The final positioning is request. getremoteaddr (), which is effective in most cases. However, the real IP address of the client cannot be obtained through reverse proxy software such as Apache and squid.
If the reverse proxy software is used, set http: // 192.168.1.110: 2046/
The URL reverse proxy for http://www.xxx.com/
When usingRequest. getremoteaddr ()
The obtained IP address is 127.0.0.1 or 192.168.1.110.
Instead of the client's real IP address.
After proxy, because the intermediate layer is added between the client and the service, the server cannot directly obtain the IP address of the client, and the server application cannot directly return the IP address of the forwarded request to the client. However, in the HTTP header information of the forwarded requestX-FORWARDED-FOR
Information is used to track the original Client IP address and the server address of the original client request.
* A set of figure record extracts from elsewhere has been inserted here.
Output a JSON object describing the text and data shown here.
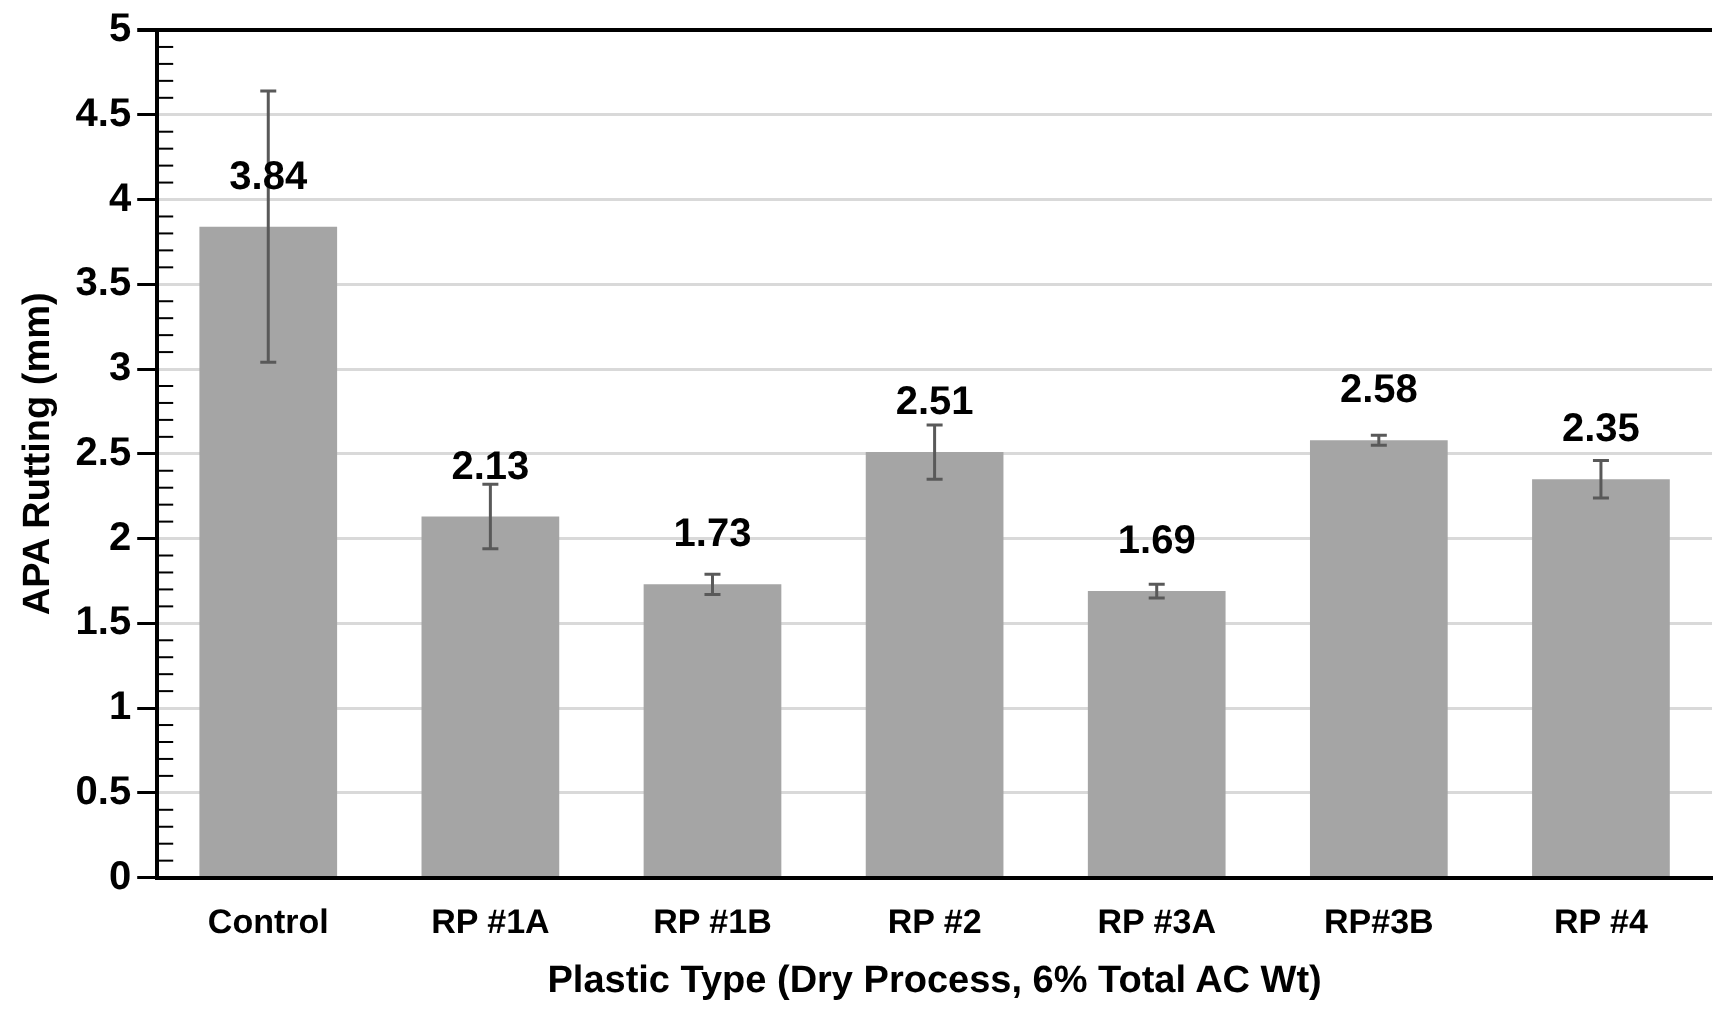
{
  "chart_data": {
    "type": "bar",
    "xlabel": "Plastic Type (Dry Process, 6% Total AC Wt)",
    "ylabel": "APA Rutting (mm)",
    "categories": [
      "Control",
      "RP #1A",
      "RP #1B",
      "RP #2",
      "RP #3A",
      "RP#3B",
      "RP #4"
    ],
    "values": [
      3.84,
      2.13,
      1.73,
      2.51,
      1.69,
      2.58,
      2.35
    ],
    "errors": [
      0.8,
      0.19,
      0.06,
      0.16,
      0.04,
      0.03,
      0.11
    ],
    "color": "#a5a5a5",
    "ylim": [
      0,
      5
    ],
    "yticks": [
      0,
      0.5,
      1,
      1.5,
      2,
      2.5,
      3,
      3.5,
      4,
      4.5,
      5
    ],
    "grid": "y",
    "data_labels": true
  }
}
In the past, we had a good project with a front-end Apache and forwarded some requests to the backend WebLogic, which seems to be the result of this.
A fairly reliable code is provided as follows:
Java code
- Public
String getipaddr (httpservletrequest request ){
- String IP = request. getheader ("X-forwarded-"
);
- If
(IP = NULL
| IP. Length () = 0
| "Unknown"
. Equalsignorecase (IP )){
- IP = request. getheader ("proxy-client-IP"
);
- }
- If
(IP = NULL
| IP. Length () = 0
| "Unknown"
. Equalsignorecase (IP )){
- IP = request. getheader ("wl-proxy-client-IP"
);
- }
- If
(IP = NULL
| IP. Length () = 0
| "Unknown"
. Equalsignorecase (IP )){
- IP = request. getremoteaddr ();
- }
- Return
IP address;
- }
If someone encounters a similar problem, please pay more attention to it.
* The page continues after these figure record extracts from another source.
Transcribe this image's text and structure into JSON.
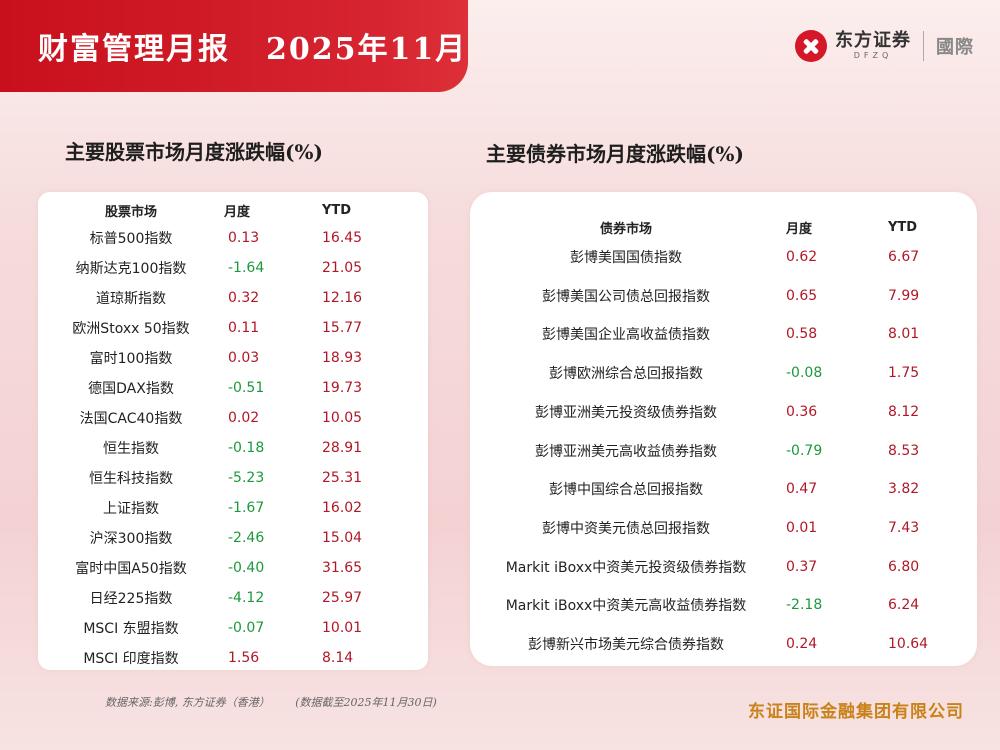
{
  "header": {
    "title": "财富管理月报",
    "date": "2025年11月"
  },
  "logo": {
    "name_cn": "东方证券",
    "name_en": "DFZQ",
    "suffix": "國際",
    "brand_color": "#d4182a"
  },
  "stock": {
    "title": "主要股票市场月度涨跌幅(%)",
    "columns": [
      "股票市场",
      "月度",
      "YTD"
    ],
    "rows": [
      {
        "name": "标普500指数",
        "month": "0.13",
        "ytd": "16.45"
      },
      {
        "name": "纳斯达克100指数",
        "month": "-1.64",
        "ytd": "21.05"
      },
      {
        "name": "道琼斯指数",
        "month": "0.32",
        "ytd": "12.16"
      },
      {
        "name": "欧洲Stoxx 50指数",
        "month": "0.11",
        "ytd": "15.77"
      },
      {
        "name": "富时100指数",
        "month": "0.03",
        "ytd": "18.93"
      },
      {
        "name": "德国DAX指数",
        "month": "-0.51",
        "ytd": "19.73"
      },
      {
        "name": "法国CAC40指数",
        "month": "0.02",
        "ytd": "10.05"
      },
      {
        "name": "恒生指数",
        "month": "-0.18",
        "ytd": "28.91"
      },
      {
        "name": "恒生科技指数",
        "month": "-5.23",
        "ytd": "25.31"
      },
      {
        "name": "上证指数",
        "month": "-1.67",
        "ytd": "16.02"
      },
      {
        "name": "沪深300指数",
        "month": "-2.46",
        "ytd": "15.04"
      },
      {
        "name": "富时中国A50指数",
        "month": "-0.40",
        "ytd": "31.65"
      },
      {
        "name": "日经225指数",
        "month": "-4.12",
        "ytd": "25.97"
      },
      {
        "name": "MSCI 东盟指数",
        "month": "-0.07",
        "ytd": "10.01"
      },
      {
        "name": "MSCI 印度指数",
        "month": "1.56",
        "ytd": "8.14"
      }
    ]
  },
  "bond": {
    "title": "主要债券市场月度涨跌幅(%)",
    "columns": [
      "债券市场",
      "月度",
      "YTD"
    ],
    "rows": [
      {
        "name": "彭博美国国债指数",
        "month": "0.62",
        "ytd": "6.67"
      },
      {
        "name": "彭博美国公司债总回报指数",
        "month": "0.65",
        "ytd": "7.99"
      },
      {
        "name": "彭博美国企业高收益债指数",
        "month": "0.58",
        "ytd": "8.01"
      },
      {
        "name": "彭博欧洲综合总回报指数",
        "month": "-0.08",
        "ytd": "1.75"
      },
      {
        "name": "彭博亚洲美元投资级债券指数",
        "month": "0.36",
        "ytd": "8.12"
      },
      {
        "name": "彭博亚洲美元高收益债券指数",
        "month": "-0.79",
        "ytd": "8.53"
      },
      {
        "name": "彭博中国综合总回报指数",
        "month": "0.47",
        "ytd": "3.82"
      },
      {
        "name": "彭博中资美元债总回报指数",
        "month": "0.01",
        "ytd": "7.43"
      },
      {
        "name": "Markit iBoxx中资美元投资级债券指数",
        "month": "0.37",
        "ytd": "6.80"
      },
      {
        "name": "Markit iBoxx中资美元高收益债券指数",
        "month": "-2.18",
        "ytd": "6.24"
      },
      {
        "name": "彭博新兴市场美元综合债券指数",
        "month": "0.24",
        "ytd": "10.64"
      }
    ]
  },
  "footer": {
    "source": "数据来源:彭博, 东方证券（香港）",
    "as_of": "(数据截至2025年11月30日)",
    "company": "东证国际金融集团有限公司"
  },
  "colors": {
    "positive": "#b01828",
    "negative": "#1b9a3c",
    "accent": "#c8101c",
    "company_text": "#c9821a"
  }
}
PS: however, if multi-level reverse proxy is adopted, there will be more than one X-forwarded-for value, but a string of IP values. Which is the real IP address of the client?
The answer is to take the first valid IP string not unknown in X-forwarded-. For example, X-forwarded-for: 192.168.1.110,
192.168.1.120, 192.168.1.130, 192.168.1.100. the user's real IP address is 192.168.1.110.